The Christian life is one marked, above all, by suffering. Unfortunately, as far as my eternal rewards are concerned, have I any, it is only when I begin to enjoy a happy respite from suffering (suffering that is – thank God – only of the internal, mental, and emotional type, for I do not think that I could endure an actual thorn in my bodily flesh) that I can bring myself to praise God for mercy and His great care and support of me. That I do not praise Him in midst of the battle and do, instead, curse Him is a shame and dishonor to my place and standing as one redeemed of God.
To say that God – as God, which is to say, eternal, universal, omnipotent, omniscient, and omnipresent – is in some small measure not according to His nature also within all things and surrounding all things and sustaining all things is the height of stupidity – and sinful depravity. For God either is, which is to say “all” and as such “all in all”, or He is “not”. {Full stop}
Nihilism, perhaps paradoxically, in the end, shifts a man’s focus away from the incessant, neurotic self-examination – of which the world wrongly assumes is that psychological practice most necessary for a healthy individual – to that which might exist outside of him, to that which might concern life itself and not his lonely, idiosyncratic role therein; this “groping beyond” oneself which surely is the inception of man’s religious expressions by which he cannot endure life without.
One does not overcome nihilism. I suppose nihilism eventually overcomes itself by its own self-negation which, on the face of it, is unavoidable but also ridiculous in that such self-negating nothing must also amount to nothing, or else “something” which is indeed this “nothing” and on and on into infinite regression. Yet, that life continues even though nihilism has infected the minds of the whole of the planet and yet that planet still persists must tell us nihilists “something”, even if that too is not really anything.

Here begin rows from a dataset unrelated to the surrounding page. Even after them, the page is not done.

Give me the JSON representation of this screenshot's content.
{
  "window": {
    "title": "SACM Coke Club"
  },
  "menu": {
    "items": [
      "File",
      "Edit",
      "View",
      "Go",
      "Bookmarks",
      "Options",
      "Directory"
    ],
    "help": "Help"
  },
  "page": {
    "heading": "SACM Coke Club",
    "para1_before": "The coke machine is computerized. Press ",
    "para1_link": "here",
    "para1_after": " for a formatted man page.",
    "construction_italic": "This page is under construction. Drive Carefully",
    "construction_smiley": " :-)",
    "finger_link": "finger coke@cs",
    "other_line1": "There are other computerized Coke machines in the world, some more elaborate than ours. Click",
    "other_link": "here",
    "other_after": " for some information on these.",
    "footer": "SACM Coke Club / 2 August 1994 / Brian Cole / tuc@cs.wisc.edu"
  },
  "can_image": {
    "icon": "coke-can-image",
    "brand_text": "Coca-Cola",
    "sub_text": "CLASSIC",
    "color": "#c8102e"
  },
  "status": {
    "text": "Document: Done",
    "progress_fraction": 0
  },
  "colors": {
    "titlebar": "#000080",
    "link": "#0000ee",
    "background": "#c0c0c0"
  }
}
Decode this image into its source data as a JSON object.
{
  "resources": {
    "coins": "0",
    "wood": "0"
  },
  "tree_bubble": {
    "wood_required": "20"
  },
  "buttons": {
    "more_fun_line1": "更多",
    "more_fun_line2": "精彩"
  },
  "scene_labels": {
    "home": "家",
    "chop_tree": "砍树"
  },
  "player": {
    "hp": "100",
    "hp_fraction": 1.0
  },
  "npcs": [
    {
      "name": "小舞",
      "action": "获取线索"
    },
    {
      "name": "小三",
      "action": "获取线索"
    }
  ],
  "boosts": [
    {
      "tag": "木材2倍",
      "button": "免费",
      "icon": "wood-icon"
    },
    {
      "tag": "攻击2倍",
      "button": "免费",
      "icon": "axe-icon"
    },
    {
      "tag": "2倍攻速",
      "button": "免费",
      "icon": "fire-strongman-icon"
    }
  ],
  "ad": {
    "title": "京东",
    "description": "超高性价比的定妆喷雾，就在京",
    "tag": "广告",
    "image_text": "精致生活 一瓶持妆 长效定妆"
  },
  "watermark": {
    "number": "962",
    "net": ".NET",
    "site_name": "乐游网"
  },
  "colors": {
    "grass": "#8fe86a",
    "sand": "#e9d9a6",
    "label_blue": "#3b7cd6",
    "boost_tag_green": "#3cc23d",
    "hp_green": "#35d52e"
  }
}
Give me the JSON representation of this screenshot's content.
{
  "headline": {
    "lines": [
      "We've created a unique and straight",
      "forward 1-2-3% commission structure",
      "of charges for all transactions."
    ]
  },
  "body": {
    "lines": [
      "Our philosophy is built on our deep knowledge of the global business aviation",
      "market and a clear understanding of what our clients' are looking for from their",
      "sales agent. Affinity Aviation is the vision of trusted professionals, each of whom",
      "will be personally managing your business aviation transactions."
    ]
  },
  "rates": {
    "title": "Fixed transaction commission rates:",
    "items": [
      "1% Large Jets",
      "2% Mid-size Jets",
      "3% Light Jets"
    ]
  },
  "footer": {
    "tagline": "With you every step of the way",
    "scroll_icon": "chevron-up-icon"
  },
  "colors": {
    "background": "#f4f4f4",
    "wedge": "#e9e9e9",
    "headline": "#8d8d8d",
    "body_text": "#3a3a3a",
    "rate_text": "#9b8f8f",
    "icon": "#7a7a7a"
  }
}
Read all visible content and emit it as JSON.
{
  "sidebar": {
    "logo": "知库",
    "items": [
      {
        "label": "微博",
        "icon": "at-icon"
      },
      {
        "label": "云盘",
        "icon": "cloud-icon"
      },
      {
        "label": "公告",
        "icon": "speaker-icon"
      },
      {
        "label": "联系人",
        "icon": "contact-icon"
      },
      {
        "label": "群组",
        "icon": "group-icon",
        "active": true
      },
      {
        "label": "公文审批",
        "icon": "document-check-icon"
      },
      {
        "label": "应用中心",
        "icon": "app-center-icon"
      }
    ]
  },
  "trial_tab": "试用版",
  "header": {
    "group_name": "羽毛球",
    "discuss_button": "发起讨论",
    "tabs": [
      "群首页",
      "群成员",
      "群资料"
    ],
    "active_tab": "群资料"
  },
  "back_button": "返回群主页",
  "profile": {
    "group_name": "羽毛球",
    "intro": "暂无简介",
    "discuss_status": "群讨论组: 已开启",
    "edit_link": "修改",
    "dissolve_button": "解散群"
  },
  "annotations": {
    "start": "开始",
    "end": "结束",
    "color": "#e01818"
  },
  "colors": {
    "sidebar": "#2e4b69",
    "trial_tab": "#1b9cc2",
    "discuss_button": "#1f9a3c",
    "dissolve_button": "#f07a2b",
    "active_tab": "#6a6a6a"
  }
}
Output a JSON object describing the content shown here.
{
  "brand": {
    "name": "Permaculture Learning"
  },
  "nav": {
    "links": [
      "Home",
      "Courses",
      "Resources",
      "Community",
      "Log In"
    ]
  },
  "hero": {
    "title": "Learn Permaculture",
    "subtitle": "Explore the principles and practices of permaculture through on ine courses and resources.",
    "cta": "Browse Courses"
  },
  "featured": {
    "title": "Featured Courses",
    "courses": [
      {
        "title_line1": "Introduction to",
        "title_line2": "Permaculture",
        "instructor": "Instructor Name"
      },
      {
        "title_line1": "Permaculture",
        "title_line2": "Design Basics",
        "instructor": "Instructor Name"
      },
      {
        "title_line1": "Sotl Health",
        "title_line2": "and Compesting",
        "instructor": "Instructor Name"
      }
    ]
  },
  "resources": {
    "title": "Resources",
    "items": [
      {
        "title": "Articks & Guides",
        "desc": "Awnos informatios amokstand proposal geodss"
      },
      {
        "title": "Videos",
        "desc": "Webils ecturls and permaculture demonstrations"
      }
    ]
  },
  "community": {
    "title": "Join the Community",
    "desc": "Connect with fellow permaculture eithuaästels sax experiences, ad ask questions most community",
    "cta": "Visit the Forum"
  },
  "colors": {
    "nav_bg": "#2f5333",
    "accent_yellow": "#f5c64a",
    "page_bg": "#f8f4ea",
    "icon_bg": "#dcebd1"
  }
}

No thinker creates “ex nihilo”. Only God creates in such a way. As for a man, he will always be instructed by someone, whether directly or indirectly.
“My” nihilism has no external cause whatsoever which is precisely why it appears so offensive and befuddling to those close to me who, as spectators, are also drawn into its consequences. In truth, my exterior life is plainly blessed and earmarked for the grace and bounty of God. But that I still psychologically struggle and suffer greatly often makes me a walking quandary to those who encounter the hidden recesses of my internal life.
One can judge the superficiality of one’s grief according to the eagerness with which grief-stricken seeks to attribute some external cause as the source of their guilt, with the intent being that their struggles might be made intelligible to the world, not that the grieving will usually be so eager to diminute the perplexing profundity of that which torments them, but so that others might be able to apply this tangible attribution so as to better empathize and by so doing also pity the grieving; pity which always benefits the pitier over the object of pity by granting them moral superiority over the grieving’s situation in the vain, veiled hopes that the pitier might be exempt from such similar sufferings.